하지만 어디서 출발했느냐에 따라 산 아래로 내려가는 시간이 빨라질 수도 느려질 수도 있습니다. 이는 parameter의 값들을 어떻게 초기화하는지의 문제와 맞닿아 있습니다.

참고 자료

batch_num = y_hat.shape[0]
dy = (y_hat - t) / batch_num
dy

위에서 $dy=\frac{\partial ~Loss}{\partial ~y}$
dy가 구해지면 다른 기울기들은 chain-rule로 쉽게 구할 수 있습니다.

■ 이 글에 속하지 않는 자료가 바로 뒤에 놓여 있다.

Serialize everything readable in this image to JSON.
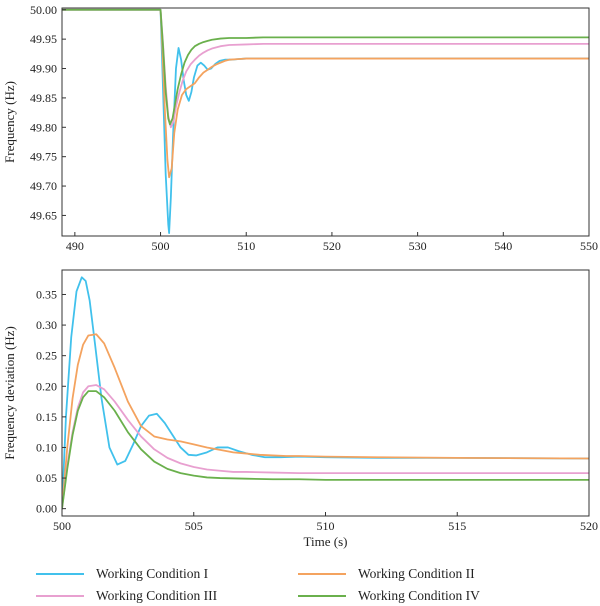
{
  "chart_data": [
    {
      "type": "line",
      "title": "",
      "xlabel": "",
      "ylabel": "Frequency (Hz)",
      "xlim": [
        488.5,
        550
      ],
      "ylim": [
        49.615,
        50.003
      ],
      "xticks": [
        490,
        500,
        510,
        520,
        530,
        540,
        550
      ],
      "yticks": [
        49.65,
        49.7,
        49.75,
        49.8,
        49.85,
        49.9,
        49.95,
        50.0
      ],
      "ytick_labels": [
        "49.65",
        "49.70",
        "49.75",
        "49.80",
        "49.85",
        "49.90",
        "49.95",
        "50.00"
      ],
      "grid": false,
      "series": [
        {
          "name": "Working Condition I",
          "color": "#41c1ec",
          "x": [
            488.5,
            500,
            500.3,
            500.6,
            500.9,
            501.0,
            501.2,
            501.5,
            501.8,
            502.1,
            502.4,
            502.7,
            503.0,
            503.3,
            503.6,
            503.9,
            504.3,
            504.7,
            505.1,
            505.5,
            505.9,
            506.4,
            506.9,
            507.5,
            508.2,
            509.0,
            510,
            512,
            515,
            520,
            530,
            550
          ],
          "y": [
            50.0,
            50.0,
            49.86,
            49.72,
            49.635,
            49.62,
            49.68,
            49.8,
            49.9,
            49.935,
            49.915,
            49.88,
            49.855,
            49.845,
            49.86,
            49.885,
            49.905,
            49.91,
            49.905,
            49.898,
            49.9,
            49.908,
            49.913,
            49.915,
            49.915,
            49.916,
            49.917,
            49.917,
            49.917,
            49.917,
            49.917,
            49.917
          ]
        },
        {
          "name": "Working Condition II",
          "color": "#f4a35f",
          "x": [
            488.5,
            500,
            500.2,
            500.5,
            500.8,
            501.0,
            501.3,
            501.6,
            502.0,
            502.5,
            503.0,
            503.5,
            504.0,
            504.5,
            505.0,
            505.5,
            506.0,
            506.5,
            507.0,
            507.5,
            508.0,
            509.0,
            510,
            512,
            515,
            520,
            530,
            550
          ],
          "y": [
            50.0,
            50.0,
            49.94,
            49.83,
            49.745,
            49.715,
            49.73,
            49.79,
            49.83,
            49.855,
            49.865,
            49.87,
            49.875,
            49.885,
            49.893,
            49.898,
            49.903,
            49.907,
            49.91,
            49.913,
            49.915,
            49.916,
            49.917,
            49.917,
            49.917,
            49.917,
            49.917,
            49.917
          ]
        },
        {
          "name": "Working Condition III",
          "color": "#e8a0d0",
          "x": [
            488.5,
            500,
            500.3,
            500.6,
            500.9,
            501.2,
            501.5,
            501.8,
            502.2,
            502.6,
            503.0,
            503.5,
            504.0,
            504.5,
            505.0,
            505.5,
            506.0,
            507.0,
            508.0,
            510,
            512,
            515,
            520,
            530,
            550
          ],
          "y": [
            50.0,
            50.0,
            49.94,
            49.87,
            49.82,
            49.8,
            49.81,
            49.835,
            49.86,
            49.88,
            49.895,
            49.907,
            49.915,
            49.922,
            49.927,
            49.931,
            49.934,
            49.938,
            49.94,
            49.941,
            49.942,
            49.942,
            49.942,
            49.942,
            49.942
          ]
        },
        {
          "name": "Working Condition IV",
          "color": "#6ab04c",
          "x": [
            488.5,
            500,
            500.3,
            500.6,
            500.9,
            501.1,
            501.4,
            501.7,
            502.0,
            502.4,
            502.8,
            503.2,
            503.6,
            504.0,
            504.5,
            505.0,
            505.5,
            506.0,
            507.0,
            508.0,
            510,
            512,
            515,
            520,
            530,
            550
          ],
          "y": [
            50.0,
            50.0,
            49.935,
            49.86,
            49.815,
            49.805,
            49.815,
            49.84,
            49.865,
            49.89,
            49.91,
            49.923,
            49.932,
            49.938,
            49.942,
            49.945,
            49.947,
            49.949,
            49.951,
            49.952,
            49.952,
            49.953,
            49.953,
            49.953,
            49.953,
            49.953
          ]
        }
      ]
    },
    {
      "type": "line",
      "title": "",
      "xlabel": "Time (s)",
      "ylabel": "Frequency deviation (Hz)",
      "xlim": [
        500,
        520
      ],
      "ylim": [
        -0.012,
        0.39
      ],
      "xticks": [
        500,
        505,
        510,
        515,
        520
      ],
      "yticks": [
        0.0,
        0.05,
        0.1,
        0.15,
        0.2,
        0.25,
        0.3,
        0.35
      ],
      "ytick_labels": [
        "0.00",
        "0.05",
        "0.10",
        "0.15",
        "0.20",
        "0.25",
        "0.30",
        "0.35"
      ],
      "grid": false,
      "series": [
        {
          "name": "Working Condition I",
          "color": "#41c1ec",
          "x": [
            500,
            500.15,
            500.35,
            500.55,
            500.75,
            500.9,
            501.05,
            501.25,
            501.5,
            501.8,
            502.1,
            502.4,
            502.7,
            503.0,
            503.3,
            503.6,
            503.9,
            504.2,
            504.5,
            504.8,
            505.1,
            505.5,
            505.9,
            506.3,
            506.7,
            507.2,
            507.7,
            508.3,
            509.0,
            510.0,
            512.0,
            515.0,
            520.0
          ],
          "y": [
            0.0,
            0.15,
            0.28,
            0.355,
            0.378,
            0.372,
            0.34,
            0.27,
            0.18,
            0.1,
            0.072,
            0.078,
            0.105,
            0.135,
            0.152,
            0.155,
            0.14,
            0.12,
            0.1,
            0.088,
            0.087,
            0.092,
            0.1,
            0.1,
            0.094,
            0.088,
            0.084,
            0.084,
            0.085,
            0.084,
            0.083,
            0.083,
            0.082
          ]
        },
        {
          "name": "Working Condition II",
          "color": "#f4a35f",
          "x": [
            500,
            500.2,
            500.4,
            500.6,
            500.8,
            501.0,
            501.3,
            501.6,
            502.0,
            502.5,
            503.0,
            503.5,
            504.0,
            504.5,
            505.0,
            505.5,
            506.0,
            506.5,
            507.0,
            507.5,
            508.0,
            508.5,
            509.0,
            510.0,
            512.0,
            515.0,
            520.0
          ],
          "y": [
            0.0,
            0.1,
            0.18,
            0.235,
            0.268,
            0.283,
            0.285,
            0.27,
            0.23,
            0.175,
            0.135,
            0.118,
            0.113,
            0.11,
            0.105,
            0.1,
            0.096,
            0.092,
            0.09,
            0.088,
            0.087,
            0.086,
            0.086,
            0.085,
            0.084,
            0.083,
            0.082
          ]
        },
        {
          "name": "Working Condition III",
          "color": "#e8a0d0",
          "x": [
            500,
            500.2,
            500.4,
            500.6,
            500.8,
            501.0,
            501.3,
            501.6,
            502.0,
            502.5,
            503.0,
            503.5,
            504.0,
            504.5,
            505.0,
            505.5,
            506.0,
            506.5,
            507.0,
            508.0,
            509.0,
            510.0,
            512.0,
            515.0,
            520.0
          ],
          "y": [
            0.0,
            0.07,
            0.125,
            0.165,
            0.19,
            0.2,
            0.202,
            0.195,
            0.175,
            0.145,
            0.118,
            0.097,
            0.083,
            0.074,
            0.068,
            0.064,
            0.062,
            0.06,
            0.06,
            0.059,
            0.058,
            0.058,
            0.058,
            0.058,
            0.058
          ]
        },
        {
          "name": "Working Condition IV",
          "color": "#6ab04c",
          "x": [
            500,
            500.2,
            500.4,
            500.6,
            500.8,
            501.0,
            501.3,
            501.6,
            502.0,
            502.5,
            503.0,
            503.5,
            504.0,
            504.5,
            505.0,
            505.5,
            506.0,
            507.0,
            508.0,
            509.0,
            510.0,
            512.0,
            515.0,
            520.0
          ],
          "y": [
            0.0,
            0.065,
            0.12,
            0.16,
            0.182,
            0.192,
            0.192,
            0.182,
            0.16,
            0.125,
            0.097,
            0.077,
            0.065,
            0.058,
            0.054,
            0.051,
            0.05,
            0.049,
            0.048,
            0.048,
            0.047,
            0.047,
            0.047,
            0.047
          ]
        }
      ]
    }
  ],
  "legend": {
    "items": [
      {
        "label": "Working Condition I",
        "color": "#41c1ec"
      },
      {
        "label": "Working Condition II",
        "color": "#f4a35f"
      },
      {
        "label": "Working Condition III",
        "color": "#e8a0d0"
      },
      {
        "label": "Working Condition IV",
        "color": "#6ab04c"
      }
    ]
  }
}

\frac{\partial ~Loss}{W2} = \frac{\partial ~Loss}{\partial ~y} \frac{\partial ~y}{\partial ~W2}

y = W2ㆍz1 + b2

\frac{\partial ~Loss}{\partial ~W2} = dyㆍz1

같은 방식으로 학습해야 할 모든 파라미터 W1, b1, W2, b2에 대한 기울기를 모두 얻을 수 있습니다.

dW2 = np.dot(z1.T, dy)
db2 = np.sum(dy, axis=0)

# 중간에 sigmoid가 한번 사용되었으므로, 활성화함수에 대한 gradient도 고려되어야 합니다.
def sigmoid_grad(x):
    return (1.0 - sigmoid(x)) * sigmoid(x)
    
dz1 = np.dot(dy, W2.T)
da1 = sigmoid_grad(a1) * dz1
dW1 = np.dot(X.T, da1)
db1 = np.sum(dz1, axis=0)


# 파라미터를 업데이트 하는 경우
learning_rate = 0.1
def update_params(W1, b1, W2, b2, dW1, db1, dW2, db2, learning_rate):
    W1 = W1 - learning_rate*W1
    b1 = b1 - learning_rate*db1
    W2 = W2 - learning_rate*dW2
    b2 = b2 - learning_rate*db2
    return W1, b1, W2, b2

오차역전파법이란?

오차역전파법(Backpropagation)이란 학습시킬 때 사용하는 알고리즘 중 하나입니다. 이는 출력층의 결과와 내가 뽑고자 하는 target 값과의 차이를 구한 뒤, 그 오차 값을 각 레이어들을 지나며 역전파 해가며 각 노드가 가지고 있는 변수들을 갱신해 나가는 방식입니다.

Backpropagation

이전의 affine_layer_forward(X, W, b)에 대응하여 해당 레이어의 backpropagation 함수를 얻을 수 있습니다.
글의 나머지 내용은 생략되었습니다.